A new study shows that complex carbohydrates in foods like potatoes impact energy production in the gut microbiome. | Getty Images
Stanford Report News - July 30th, 2025
Similar to the way bacteria turn milk into yogurt or cabbage into sauerkraut, billions of microbes are busy fermenting undigested food in the human gut – and making some helpful byproducts for their hosts in the process.
A study published in the journal Cell details a more accurate method to calculate the amount of these “fermentation products,” namely short-chain fatty acids, which can affect a range of systems in humans. Researchers found that these products contribute 2%-5% of a person’s daily energy use among those eating Western diets.
While a seemingly small amount, that energy contribution rises to 10% for people eating non-Western diets, which rely more on complex carbohydrates and less on ultra-processed foods.
“It heavily depends on what we eat,” said Jonas Cremer, co-corresponding author of the study and an assistant professor of biology in Stanford’s School of Humanities and Sciences. “By quantifying variations in diet and bacterial metabolism, we were able to estimate not only a rough number but also the range as well as how this energy contribution changes with diet.”
The human body uses the vast majority of the fatty acids produced by gut microbes: More than 90%, the study found. Less than 10% is lost through human waste. In addition, the composition of gut microbial species did not affect the quantity of fatty acids produced, though the type did change, which is an area for further research.
For the quantity alone, what mattered more was the input to the system: in other words, what type of food people ate.
Since the large intestine is an environment without oxygen, microbes need to perform fermentation to break down undigested food. When they do this to complex carbohydrates – which are found in foods like oatmeal, starchy vegetables, and beans – the microbes produce the short-chain fatty acids as a byproduct: primarily acetate, propionate, and butyrate. The human body can then absorb these fermentation products from the large intestine and combine them with oxygen to use as energy.
While these fatty acids are known to influence human digestive, metabolic, and immune systems, the gut microbiome is enormously complex, and much about how this process works is still unknown. The accurate quantification of these fatty acids is a critical step to better understanding the relationship between the gut microbiome and human health, Cremer said.
To derive these numbers, the researchers first studied the efficiency of microbial fermentation in the lab. Tracking the growth and metabolism of major gut microbes over time, they determined the amount of carbohydrates they consume and fermentation products released. Building on these numbers, they analyzed the diet composition to determine the daily amount of fermentation products provided by the host’s gut microbes.
The researchers integrated data from different diet and health studies to determine diet variations, including a reference study in the United Kingdom taken in the 1970s and more recent diet composition data in the U.S. from the National Institutes of Health. The researchers compared these results to data from the Hadza, a group of hunter-gatherers in Tanzania, whose diet more closely resembles what humans ate for centuries before modern times.

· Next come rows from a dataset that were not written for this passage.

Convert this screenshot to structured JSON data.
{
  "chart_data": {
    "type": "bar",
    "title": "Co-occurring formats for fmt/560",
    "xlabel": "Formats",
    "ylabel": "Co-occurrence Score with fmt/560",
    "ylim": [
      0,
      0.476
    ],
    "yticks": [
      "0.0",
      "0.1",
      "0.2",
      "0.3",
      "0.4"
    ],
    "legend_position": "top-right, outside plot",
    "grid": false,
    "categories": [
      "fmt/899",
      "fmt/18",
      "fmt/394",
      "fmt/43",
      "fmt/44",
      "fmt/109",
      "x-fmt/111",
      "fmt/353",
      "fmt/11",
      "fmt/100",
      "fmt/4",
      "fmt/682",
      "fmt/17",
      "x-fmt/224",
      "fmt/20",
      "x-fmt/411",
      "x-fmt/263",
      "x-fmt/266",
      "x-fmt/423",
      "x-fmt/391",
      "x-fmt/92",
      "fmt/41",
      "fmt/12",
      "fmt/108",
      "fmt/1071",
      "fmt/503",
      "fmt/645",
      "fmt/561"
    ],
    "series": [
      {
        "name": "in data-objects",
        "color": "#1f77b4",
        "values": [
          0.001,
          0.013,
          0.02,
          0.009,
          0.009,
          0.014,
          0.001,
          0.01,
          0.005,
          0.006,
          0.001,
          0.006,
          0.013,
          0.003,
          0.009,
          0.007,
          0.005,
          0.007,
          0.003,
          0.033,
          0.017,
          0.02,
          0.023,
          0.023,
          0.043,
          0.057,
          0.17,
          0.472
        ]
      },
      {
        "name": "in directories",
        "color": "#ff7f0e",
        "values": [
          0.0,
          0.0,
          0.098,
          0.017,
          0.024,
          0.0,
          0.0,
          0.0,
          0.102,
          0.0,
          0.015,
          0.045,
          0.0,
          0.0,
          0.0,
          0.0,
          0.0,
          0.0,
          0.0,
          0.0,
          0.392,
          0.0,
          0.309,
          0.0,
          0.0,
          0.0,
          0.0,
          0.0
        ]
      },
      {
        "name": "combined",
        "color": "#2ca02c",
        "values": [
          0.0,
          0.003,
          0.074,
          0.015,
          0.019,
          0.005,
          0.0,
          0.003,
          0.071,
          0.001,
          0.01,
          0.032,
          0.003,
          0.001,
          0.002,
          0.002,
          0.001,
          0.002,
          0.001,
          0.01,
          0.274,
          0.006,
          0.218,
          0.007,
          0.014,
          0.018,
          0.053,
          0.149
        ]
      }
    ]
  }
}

In addition, the researchers analyzed the fermentation product exchange in mice, which validated their measurement system. They did find, however, that mice derive at least 20% of their energy from these fermentation products – a much higher rate than humans. Using mice in gut microbiome research is highly valuable, the authors noted, but scientists should take this difference into account.
The new quantification system described in this study should enable researchers to answer new questions, Cremer said, and his team is currently working to understand what happens when gut microbes process proteins.
“Increasingly in Western diets, protein consumption is going up,” he said. “Protein is not so important for fermentation products, but there’s a potential to affect human health because bacterial protein utilization can release a lot of toxins.”
Cremer is also a member of Bio-X.
Additional Stanford co-authors on this study are Richa Sharma and Griffin Chure, both post-doctoral scholars in biology.
This research received support from the National Institutes of Health, the National Science Foundation, the Swiss National Science Foundation, and Innosuisse.